The Ministry of Home Affairs issued an order giving 10 Central agencies to intercept, decrypt and monitor any and all form of information generated, stored or transmitted from any computer in India. Reuters file photo for representation only

Ten central investigation and intelligence agencies, including the Intelligence Bureau, RAW and CBI, will have sweeping powers to intercept, monitor and decrypt "any information generated, transmitted, received or stored in any computer", according to a government order which immediately attracted the ire of the Opposition.

The Opposition said on Friday it was the ruling BJP's move to turn India into a "surveillance state", a day after the Ministry of Home Affairs (MHA) issued a gazette notification giving surveillance powers to the agencies.

The government countered the criticism saying the notification was issued in accordance with rules framed in 2009 and "in vogue" since then and that "no new powers" have been conferred on any of the agencies.

This notification will "ensure that the provisions of law relating to lawful interception or monitoring of computer resource are followed, and if any interception, monitoring or decryption is required for purposes specified in Section 69 of the IT Act, the same is done as per due process of law and approval of competent authority, i.e. Union Home Secretary", an official statement said.

It said the entire process is also subject to a robust review mechanism as in the case of the Telegraph Act. The MHA has not delegated its powers to any law enforcement or security agency, it said.

Besides the Intelligence Bureau, CBI and RAW, the other agencies allowed to intercept computers are: Narcotics Control Bureau, Enforcement Directorate, Central Board of Direct Taxes, Directorate of Revenue Intelligence, National Investigation Agency, Directorate of Signal Intelligence (for service areas of Jammu & Kashmir, North-East and Assam only) and Commissioner of Delhi Police.

These security and intelligence agencies have been allowed "interception, monitoring and decryption of any information generated, transmitted, received or stored in any computer resource".

As soon as the issue came up in public domain, the Opposition parties joined hands to strongly oppose the move, saying it was done ahead of the Lok Sabha elections to keep a tab on anti-BJP parties.

While National Conference leader Omar Abdullah sarcastically commented on Twitter "I feel safer already!", CPM General Secretary Sitaram Yechury said, "Why is every Indian being treated like a criminal? This order by a govt wanting to snoop on every citizen is unconstitutional and in breach of the telephone tapping guidelines, the privacy judgement and the Aadhaar judgement."

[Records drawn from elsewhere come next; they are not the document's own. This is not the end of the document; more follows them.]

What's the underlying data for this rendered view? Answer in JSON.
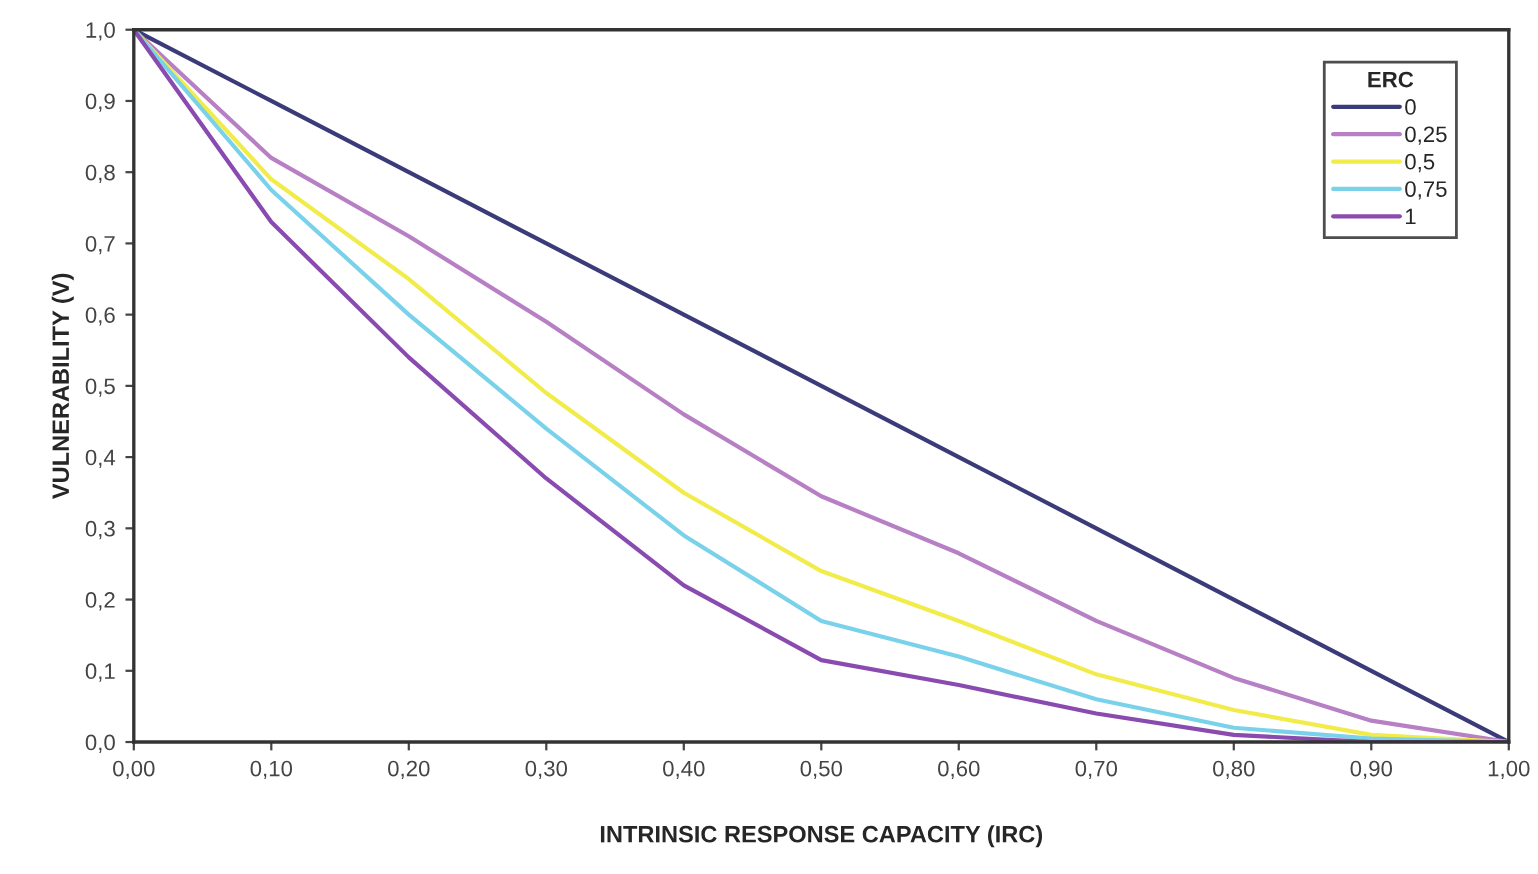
{
  "chart_data": {
    "type": "line",
    "xlabel": "INTRINSIC RESPONSE CAPACITY (IRC)",
    "ylabel": "VULNERABILITY (V)",
    "legend_title": "ERC",
    "legend": "top right",
    "grid": false,
    "marker": "none",
    "line_style": "solid",
    "x": [
      0,
      0.1,
      0.2,
      0.3,
      0.4,
      0.5,
      0.6,
      0.7,
      0.8,
      0.9,
      1.0
    ],
    "xlim": [
      0,
      1
    ],
    "ylim": [
      0,
      1
    ],
    "xticks": [
      {
        "value": 0,
        "label": "0,00"
      },
      {
        "value": 0.1,
        "label": "0,10"
      },
      {
        "value": 0.2,
        "label": "0,20"
      },
      {
        "value": 0.3,
        "label": "0,30"
      },
      {
        "value": 0.4,
        "label": "0,40"
      },
      {
        "value": 0.5,
        "label": "0,50"
      },
      {
        "value": 0.6,
        "label": "0,60"
      },
      {
        "value": 0.7,
        "label": "0,70"
      },
      {
        "value": 0.8,
        "label": "0,80"
      },
      {
        "value": 0.9,
        "label": "0,90"
      },
      {
        "value": 1.0,
        "label": "1,00"
      }
    ],
    "yticks": [
      {
        "value": 0,
        "label": "0,0"
      },
      {
        "value": 0.1,
        "label": "0,1"
      },
      {
        "value": 0.2,
        "label": "0,2"
      },
      {
        "value": 0.3,
        "label": "0,3"
      },
      {
        "value": 0.4,
        "label": "0,4"
      },
      {
        "value": 0.5,
        "label": "0,5"
      },
      {
        "value": 0.6,
        "label": "0,6"
      },
      {
        "value": 0.7,
        "label": "0,7"
      },
      {
        "value": 0.8,
        "label": "0,8"
      },
      {
        "value": 0.9,
        "label": "0,9"
      },
      {
        "value": 1.0,
        "label": "1,0"
      }
    ],
    "series": [
      {
        "name": "0",
        "color": "#3b3b7a",
        "values": [
          1.0,
          0.9,
          0.8,
          0.7,
          0.6,
          0.5,
          0.4,
          0.3,
          0.2,
          0.1,
          0.0
        ]
      },
      {
        "name": "0,25",
        "color": "#b77fc4",
        "values": [
          1.0,
          0.82,
          0.71,
          0.59,
          0.46,
          0.345,
          0.265,
          0.17,
          0.09,
          0.03,
          0.0
        ]
      },
      {
        "name": "0,5",
        "color": "#f2ec4a",
        "values": [
          1.0,
          0.79,
          0.65,
          0.49,
          0.35,
          0.24,
          0.17,
          0.095,
          0.045,
          0.01,
          0.0
        ]
      },
      {
        "name": "0,75",
        "color": "#79d2ea",
        "values": [
          1.0,
          0.775,
          0.6,
          0.44,
          0.29,
          0.17,
          0.12,
          0.06,
          0.02,
          0.005,
          0.0
        ]
      },
      {
        "name": "1",
        "color": "#8a4bb0",
        "values": [
          1.0,
          0.73,
          0.54,
          0.37,
          0.22,
          0.115,
          0.08,
          0.04,
          0.01,
          0.0,
          0.0
        ]
      }
    ]
  }
}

In Parliament House, Congress, Samajwadi Party, AAP, RJD and SP leaders met reporters together to raise concerns over the issue. Warning that the move gives "unlimited powers" to these agencies, Congress deputy leader in the Rajya Sabha Anand Sharma said, "This is a serious development. Through this order, the BJP is converting India into a surveillance state. The government has done it by stealth. We collectively oppose it."

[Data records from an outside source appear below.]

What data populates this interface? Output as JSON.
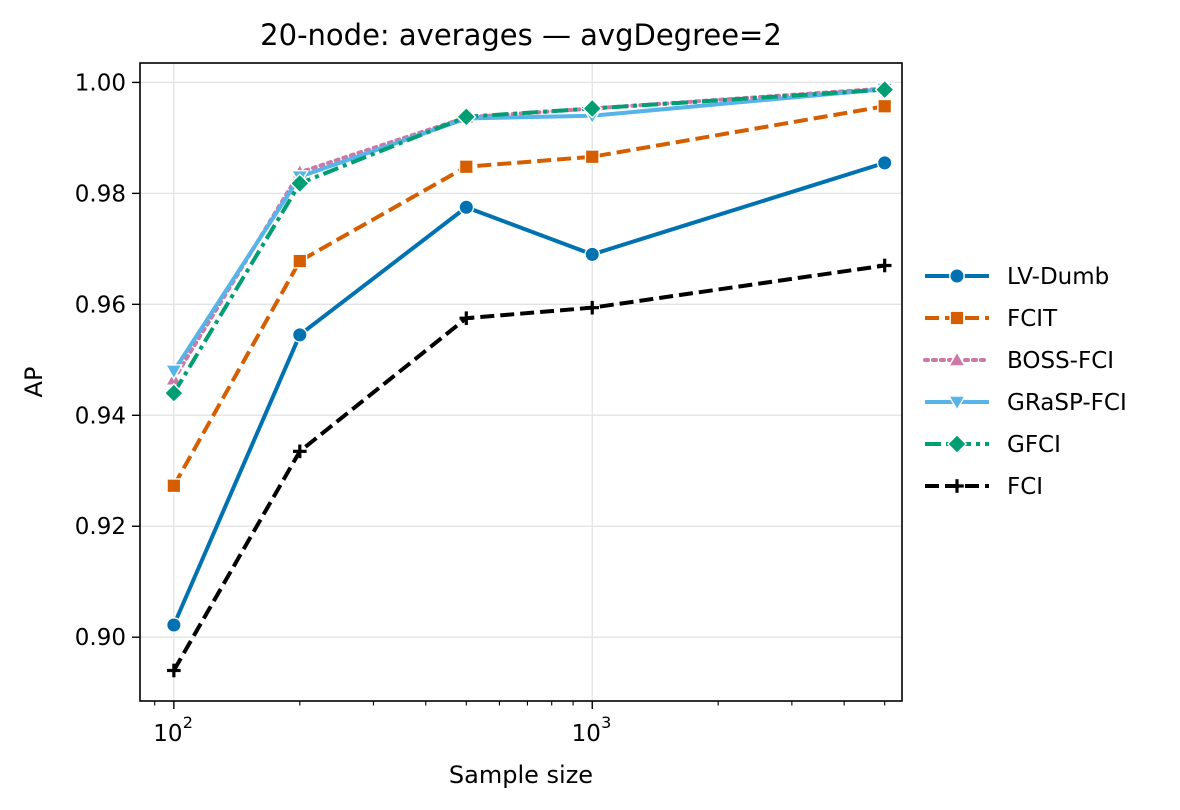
{
  "chart_data": {
    "type": "line",
    "title": "20-node: averages — avgDegree=2",
    "xlabel": "Sample size",
    "ylabel": "AP",
    "xscale": "log",
    "xlim": [
      83,
      5500
    ],
    "ylim": [
      0.8885,
      1.0035
    ],
    "grid": true,
    "legend_position": "right",
    "x": [
      100,
      200,
      500,
      1000,
      5000
    ],
    "x_ticks": [
      {
        "value": 100,
        "base": "10",
        "exp": "2"
      },
      {
        "value": 1000,
        "base": "10",
        "exp": "3"
      }
    ],
    "y_ticks": [
      {
        "value": 0.9,
        "label": "0.90"
      },
      {
        "value": 0.92,
        "label": "0.92"
      },
      {
        "value": 0.94,
        "label": "0.94"
      },
      {
        "value": 0.96,
        "label": "0.96"
      },
      {
        "value": 0.98,
        "label": "0.98"
      },
      {
        "value": 1.0,
        "label": "1.00"
      }
    ],
    "series": [
      {
        "name": "LV-Dumb",
        "color": "#0072B2",
        "dash": "solid",
        "marker": "circle",
        "values": [
          0.9022,
          0.9545,
          0.9775,
          0.969,
          0.9855
        ]
      },
      {
        "name": "FCIT",
        "color": "#D55E00",
        "dash": "dashed",
        "marker": "square",
        "values": [
          0.9273,
          0.9678,
          0.9848,
          0.9866,
          0.9957
        ]
      },
      {
        "name": "BOSS-FCI",
        "color": "#CC79A7",
        "dash": "dotted",
        "marker": "triangle-up",
        "values": [
          0.9465,
          0.9838,
          0.9937,
          0.9953,
          0.9989
        ]
      },
      {
        "name": "GRaSP-FCI",
        "color": "#56B4E9",
        "dash": "solid",
        "marker": "triangle-down",
        "values": [
          0.948,
          0.983,
          0.9935,
          0.994,
          0.9988
        ]
      },
      {
        "name": "GFCI",
        "color": "#009E73",
        "dash": "dashdot",
        "marker": "diamond",
        "values": [
          0.944,
          0.9818,
          0.9938,
          0.9953,
          0.9987
        ]
      },
      {
        "name": "FCI",
        "color": "#000000",
        "dash": "dashed",
        "marker": "plus",
        "values": [
          0.894,
          0.9335,
          0.9575,
          0.9594,
          0.967
        ]
      }
    ]
  }
}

Senior SP MP Ramgopal Yadav said it was "dictatorship" and the Narendra Modi government has come up with the move after the BJP's loss in three Hindi heartland states. "But let them remember they will be around only for four months now. They should not dig their own grave on their way out," he said.

Describing it as a "draconian move", Trinamool Congress MP Sukhendu Shekhar Roy claimed the Opposition leaders' phones are being tapped and the order was in violation of the right to privacy judgement by the Supreme Court. "Now, they have legalised all sort of tapping. To win elections, they are going to tap all Opposition leaders," he said.

AAP's Sanjay Singh said, "We have two spies in power. They want to peep into our bedrooms. They can lynch us anywhere. It is anti-democratic, unconstitutional. It goes against a person's privacy."

RJD MP Manoj K Jha said the BJP has converted India into an "Orwellian state" and that "a two-and-half (member) syndicate who is ruling right now. You are sitting in the departure lounge. After the elections, we will win."

The notification has invoked Section 69(1) of the Information Technology Act, 2000, read with rule 4 of the Information Technology (Procedure and Safeguards for Interception, Monitoring and Decryption of Information) Rules, 2009.

The section allows the central or state government agencies to intercept, monitor or decrypt or cause to be intercepted or monitored or decrypted any information generated, transmitted, received or stored in any computer resource.

As per this section, the government can direct any agency if it finds it necessary in the "interest of the sovereignty or integrity of India, defence of India, security of the state, friendly relations with foreign states or public order or for preventing incitement to the commission of any cognizable offence relating to the above or for investigation of any offence".